Una leyenda se construye desde la trascendencia del rumor, nace en la metafísica que transforma la sustancia de los mortales en un éter que se diluye y se confunde entre la muchedumbre, su valor y su permanencia están en función de lo indeleble de sus marcas en la semiótica, el lenguaje y la cultura del día a día.
“Quién no llega a la cantina exigiendo su tequila y exigiendo su canción”, hasta el más insensible ha sucumbido ante la “tentación de un beso” y muchos, en más de una ocasión, nos hemos sentido extraviados ante la pérdida de un amor que bien pudo ser una “Flor sin retoño”.

(Foto: Cuartoscuro)
Han pasado 100 años, una centuria, dos guerras mundiales, la extinción del acetato y del audiocassette, estamos en medio de la vorágine que ensalza el plástico de modas pasajeras y las envía al terreno del olvido con igual celeridad; y al menos el “pasaste a mi lado, con gran indiferencia” nos sigue identificando a los bohemios trasnochados y a los jóvenes despechados, con el carpintero sinaloense de nombre Pedro Infante Cruz.
Los que nos decimos seguidores del oriundo de Mazatlán sostenemos un debate permanente entre nuestro gusto por sus películas o por sus canciones. Unos dicen que fue mejor cantante que actor y otros sostienen la tesis inversa. A mí me gustan sus boleros “Las tres cosas”, “Pisa pétalos”, “Mía”, “Enamorada”, “El muñeco de cuerda”, “No me platiques”, “Mi último fracaso”, “Bésame mucho” y el inolvidable “Amorcito corazón”, que dan cuenta de una voz que empezó a entender el tránsito de una sociedad rural a una urbana; por ello quizá él es el pionero de la interpretación del llamado bolero ranchero.
Pero más allá de exquisiteces, Infante Cruz llegó desde lo más hondo de la provincia y de las capas más bajas de una sociedad que empezaba a construir su identidad posrevolucionaria. Sus caracterizaciones en la pantalla se confundían entre Silvano, el hijo abnegado de un padre borracho y abusivo; pasando por Pepe El Toro, carpintero devenido a boxeador exitoso y, por supuesto; Pedro González, un emigrado a la Ciudad de México que va en busca de la fortuna y que en el camino pervierte sus valores.

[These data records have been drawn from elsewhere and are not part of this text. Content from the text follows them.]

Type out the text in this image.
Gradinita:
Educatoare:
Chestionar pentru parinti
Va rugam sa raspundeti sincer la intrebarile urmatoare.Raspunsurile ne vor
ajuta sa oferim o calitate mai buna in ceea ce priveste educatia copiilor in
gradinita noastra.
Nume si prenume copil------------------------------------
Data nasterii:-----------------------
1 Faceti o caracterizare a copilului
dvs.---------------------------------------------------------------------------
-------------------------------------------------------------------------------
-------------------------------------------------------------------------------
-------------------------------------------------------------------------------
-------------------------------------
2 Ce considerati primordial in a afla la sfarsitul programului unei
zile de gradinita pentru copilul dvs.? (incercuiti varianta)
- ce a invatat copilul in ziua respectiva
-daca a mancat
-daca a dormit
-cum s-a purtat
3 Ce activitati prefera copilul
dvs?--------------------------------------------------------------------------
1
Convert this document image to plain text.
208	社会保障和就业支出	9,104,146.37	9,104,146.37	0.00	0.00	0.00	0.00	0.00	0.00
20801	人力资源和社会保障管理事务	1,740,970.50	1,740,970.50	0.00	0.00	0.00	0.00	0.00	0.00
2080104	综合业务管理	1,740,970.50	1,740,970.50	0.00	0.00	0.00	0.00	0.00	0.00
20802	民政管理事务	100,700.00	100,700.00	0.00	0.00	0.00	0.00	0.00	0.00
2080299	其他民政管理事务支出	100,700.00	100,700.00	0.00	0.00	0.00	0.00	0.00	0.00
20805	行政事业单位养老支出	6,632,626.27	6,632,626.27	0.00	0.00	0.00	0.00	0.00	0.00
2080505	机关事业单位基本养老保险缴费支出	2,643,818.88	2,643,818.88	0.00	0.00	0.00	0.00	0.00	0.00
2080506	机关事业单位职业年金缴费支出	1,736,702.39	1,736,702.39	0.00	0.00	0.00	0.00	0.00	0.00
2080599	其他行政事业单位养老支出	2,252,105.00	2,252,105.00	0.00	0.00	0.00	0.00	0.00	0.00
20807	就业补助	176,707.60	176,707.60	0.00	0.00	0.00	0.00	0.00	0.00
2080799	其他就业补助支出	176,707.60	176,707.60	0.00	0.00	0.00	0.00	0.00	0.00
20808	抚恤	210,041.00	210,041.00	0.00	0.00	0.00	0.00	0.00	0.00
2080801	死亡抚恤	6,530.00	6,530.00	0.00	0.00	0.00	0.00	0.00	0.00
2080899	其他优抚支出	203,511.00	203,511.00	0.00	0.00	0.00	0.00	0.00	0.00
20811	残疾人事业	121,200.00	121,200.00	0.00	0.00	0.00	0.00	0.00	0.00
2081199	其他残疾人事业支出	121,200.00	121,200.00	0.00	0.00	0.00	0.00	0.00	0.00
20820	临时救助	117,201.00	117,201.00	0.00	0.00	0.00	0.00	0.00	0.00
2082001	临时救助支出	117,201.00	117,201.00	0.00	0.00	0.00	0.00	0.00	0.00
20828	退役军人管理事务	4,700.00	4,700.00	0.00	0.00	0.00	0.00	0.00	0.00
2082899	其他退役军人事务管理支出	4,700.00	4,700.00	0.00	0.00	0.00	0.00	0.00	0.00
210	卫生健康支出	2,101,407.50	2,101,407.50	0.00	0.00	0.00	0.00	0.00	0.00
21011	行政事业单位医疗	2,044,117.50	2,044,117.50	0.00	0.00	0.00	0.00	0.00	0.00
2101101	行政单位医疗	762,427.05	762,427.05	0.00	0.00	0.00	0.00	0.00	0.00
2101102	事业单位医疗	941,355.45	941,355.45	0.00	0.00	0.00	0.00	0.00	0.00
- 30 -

La inmortalidad de Pedro no se encuentra en las figuraciones de impostores que han pretendido hacerse pasar por él, su marca en la identidad popular mexicana le hace único, perdurable e inconfundible.
Los años han pasado y no hay indiferencia, nuestros ojos voltean hacia Pedro Infante en cada borrachera, en cada sollozo con el que veneramos a las ingratas frente a la botella de tequila, en cada grito carcajeado que hace que se nos reviente el pecho de orgullo, pasión, dolor o felicidad; en cada serenata en la que esperamos que salgan al balcón y sólo se asoma el desdén o el desamor aun cuando entonemos con el alma el “Cucurrucucú paloma”, en cada beso que le robamos al amor prohibido sin importarnos “Que murmuren”; ahí habita la quid etérea del fenómeno llamado Pedro Infante.
Un 18 de noviembre de 1917 nació al mundo este ídolo, pero su legado le hace renacer diariamente, paradójicamente, como el olvido y el escaparate que reclama la conciencia de una sociedad mexicana tan lastimada por múltiples lastres.
100 años y un sólo Pedro. 100 años y una memoria que le exige su presencia cotidianamente para ser el bálsamo que alivia el dolor y el tormento de quienes aspiran al ideal de vencer a la injusticia y las penurias, tal como él lo hacía en la ficción de sus historias.